What Most Code Reviews Actually Catch
Most code review comments focus on conventions, variable names, styling, indentation, and missing unit tests. Simple and obvious mistakes are flagged too. Less frequently, reviewers comment on project and code structure, unhandled exceptions, basic optimizations, patterns, and best practices.
What Code Reviews Often Miss — And Why
But errors in algorithms and complex business logic are rarely highlighted during code reviews, along with performance bottlenecks and missed acceptance criteria. While these are difficult to catch, some can be spotted during code reviews, though they often require advanced approaches. Every issue found early significantly reduces the cost of fixing it and speeds up delivery.

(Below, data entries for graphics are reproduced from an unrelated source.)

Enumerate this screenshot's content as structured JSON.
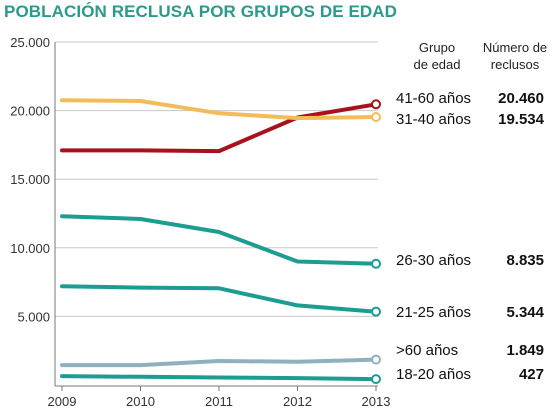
{
  "chart_data": {
    "type": "line",
    "title": "POBLACIÓN RECLUSA POR GRUPOS DE EDAD",
    "x": [
      "2009",
      "2010",
      "2011",
      "2012",
      "2013"
    ],
    "ylim": [
      0,
      25000
    ],
    "y_ticks": [
      "5.000",
      "10.000",
      "15.000",
      "20.000",
      "25.000"
    ],
    "grid": "horizontal",
    "legend_headers": {
      "group": [
        "Grupo",
        "de edad"
      ],
      "count": [
        "Número de",
        "reclusos"
      ]
    },
    "series": [
      {
        "name": "41-60 años",
        "value_label": "20.460",
        "color": "#a8121c",
        "values": [
          17100,
          17100,
          17050,
          19500,
          20460
        ]
      },
      {
        "name": "31-40 años",
        "value_label": "19.534",
        "color": "#f2bc5a",
        "values": [
          20750,
          20700,
          19800,
          19450,
          19534
        ]
      },
      {
        "name": "26-30 años",
        "value_label": "8.835",
        "color": "#1d9c92",
        "values": [
          12300,
          12100,
          11150,
          9000,
          8835
        ]
      },
      {
        "name": "21-25 años",
        "value_label": "5.344",
        "color": "#1d9c92",
        "values": [
          7200,
          7100,
          7050,
          5800,
          5344
        ]
      },
      {
        "name": ">60 años",
        "value_label": "1.849",
        "color": "#8fb1bd",
        "values": [
          1450,
          1450,
          1750,
          1700,
          1849
        ]
      },
      {
        "name": "18-20 años",
        "value_label": "427",
        "color": "#1d9c92",
        "values": [
          650,
          600,
          550,
          500,
          427
        ]
      }
    ]
  }
}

So why do we usually miss these issues?
I think the main reasons are:
- CR tools display code differently from IDEs we’re used to. Fonts, colors, and backgrounds don’t match, so our brains don’t focus in the same way.
- Reviewers often read the code file-by-file in the order it appears in the CR. This can hide structure, context, dependencies, and execution order.
- Little time is allocated for CRs. Everyone is busy with their own tasks.
- Static code analysis, compilation warnings, and other advanced IDE features aren’t available in CR tools.
My Deep Review Workflow for Complex Changes
For small changes in familiar code, this isn’t a problem. But for brand-new apps, complex business logic, or deep refactoring, reading the code in a CR tool is not enough.
In those cases, I take the “hard way”:
- Read the user story and acceptance criteria.
- Review the code in the CR tool to understand the scope and spot complex areas.
- Open the branch in my IDE and build it. Compiler warnings and static analysis suggestions are good indicators of areas to improve. For some reason, many of them are ignored during development.
- Review from the entry point (for example, a Web API endpoint) or from updated business logic, following the runtime flow. Check the caller code too if it’s present.
- Sometimes, it’s useful to open the documentation or even the third-party library code to ensure correct usage (e.g., if the thrown exceptions are handled in our code).
- If I suspect input or edge case issues, I run the app and test it quickly, or even debug it.
- Use an AI agent to analyze the code. Here I’ve shared useful AI prompts for it.
- Check the code coverage.
This approach is complicated and time-consuming. It may take hours, but it’s usually worth it.
How I Write Review Comments
How I write comments matters too:
- I explain my reasoning and sometimes link to docs or articles.
- For repeating issues, I refer to the first comment or note that the fix applies in multiple places.
- If I’m unsure about the code’s purpose or correctness, I ask for clarification in my comment.
- I suggest authors mark comments as completed or reply to them as “done” rather than resolving them immediately, so I can double-check before approving the change. Sometimes I have a short call with the author after the review.
And how do you approach complex code reviews? What do you focus on?